Когда я его подвела, я поняла, что у меня не хватит сил, чтобы посадить на него великого герцога.
— Не понимаю, — сказала я, вся кипя негодованием, — как может прийти в голову ездить на этаких чудовищно высоких лошадях.
Пострадавший посмотрел на меня всё тем же молившим о прощении взглядом; это, наконец, стало меня раздражать.
— Тарас Бульба, — позвала я.
Степнячок подошёл, но неохотно. Он подозрительно косился: ему что-то это не нравилось.
Рудольф Лаутенбургский не мог удержаться, чтобы не скрыть своего испуга.
— Вы хотите посадить меня на этого коня? Я предпочитаю остаться здесь.
— Ни за что, — ответила я, топнув ногой. — Тарас Бульба смирен, как ягнёнок. Держитесь хорошо.
И тяжёл же был этот немец! Тем не менее мне всё-таки удалось поднять его с земли и крепко привязать к седлу поводьями.
А я села на мастодонта.
Вы понимаете, какой идиоткой называла я себя на обратном пути: мне только удалось сделать предметом сострадания человека, которого я хотела ненавидеть. И затем этот изумлённый взгляд моего Тараса Бульбы. Достаточно было причин, чтобы я вышла из себя.
— Что же я сделал, — казалось, говорило животное, — что ты заставила меня тащить немца, а сама предпочла мне эту подлую каурую скотину без гривы и с копытами величиной с жаровню?
Никогда не следует ломать ноги тем мужчинам, за которых мы не желаем выходить замуж. Нет надобности рассказывать вам, что затем произошло. Такие типы, как я, связаны бывают только своими собственными поступками; я была связана актом совершённого мною спасения так, как все кайзеры мира не могли бы связать меня.

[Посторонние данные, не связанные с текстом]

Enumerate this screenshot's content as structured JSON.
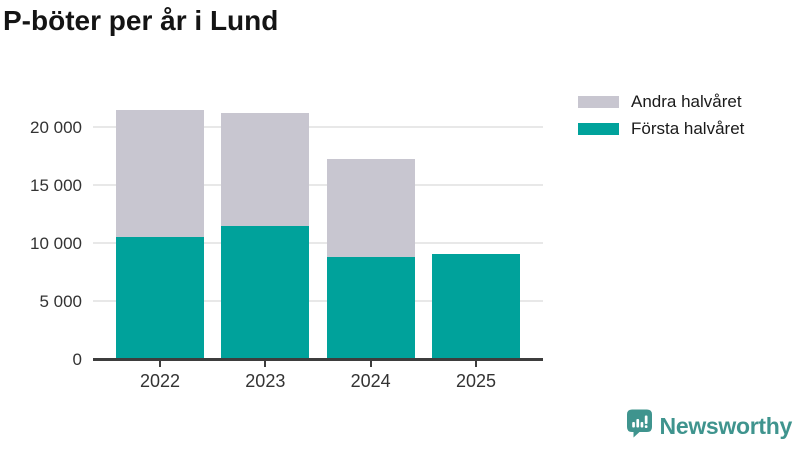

Можете себе представить сенсацию, произведённую моим появлением верхом на огромном кауром, в сопровождении Тараса Бульбы, с болтавшимся на нём почти поперёк великим герцогом. Тотчас же охота была прекращена. Все засуетились. Я должна была рассказать, что и как случилось; я это сделала по возможности короче, как говорят о вещах, которыми не считают нужным гордиться. Но пострадавший, со своей стороны, сообщил много подробностей. Лихорадочное возбуждение придало ему красноречия, и я в глазах всех оказалась героиней. Мне пришлось выслушать поздравления всего двора.
Кайзер, которому всё представляется в ложном свете и грандиозных размерах, провозгласил:
— Очаровательное существо это милое дитя; уже в первый день ухитрилась спасти жизнь своему нареченному!
Императрица меня расцеловала. Это забавная привычка в их семье. Отец мой был на седьмом небе.
— Поздравляю вас, ваше величество, — сказал он мне на ухо.
Я не знала, куда деться от бешенства, но улыбалась.
Свою злость я сорвала на Тарасе Бульбе: по возвращении во дворец я здорово отстегала его хлыстом, больше, чем ему когда-либо доставалось впоследствии.
У меня есть одно достоинство: во всех положениях я люблю точность и
ясность. Я сознавала, что в значительной мере по собственной вине я зашла так далеко, что выйти из создавшегося положения я могу лишь при помощи скандала. А скандалы всякой княжне внушают больше страха, чем даже уверенность в том, что она будет несчастна, и я решила в этот же вечер поставить тому, которого при дворе уже называли моим женихом, свои условия.
Я обратилась к нему с просьбой принять меня. Он принял меня тотчас же, после того как отпустил врача, наложившего ему шину.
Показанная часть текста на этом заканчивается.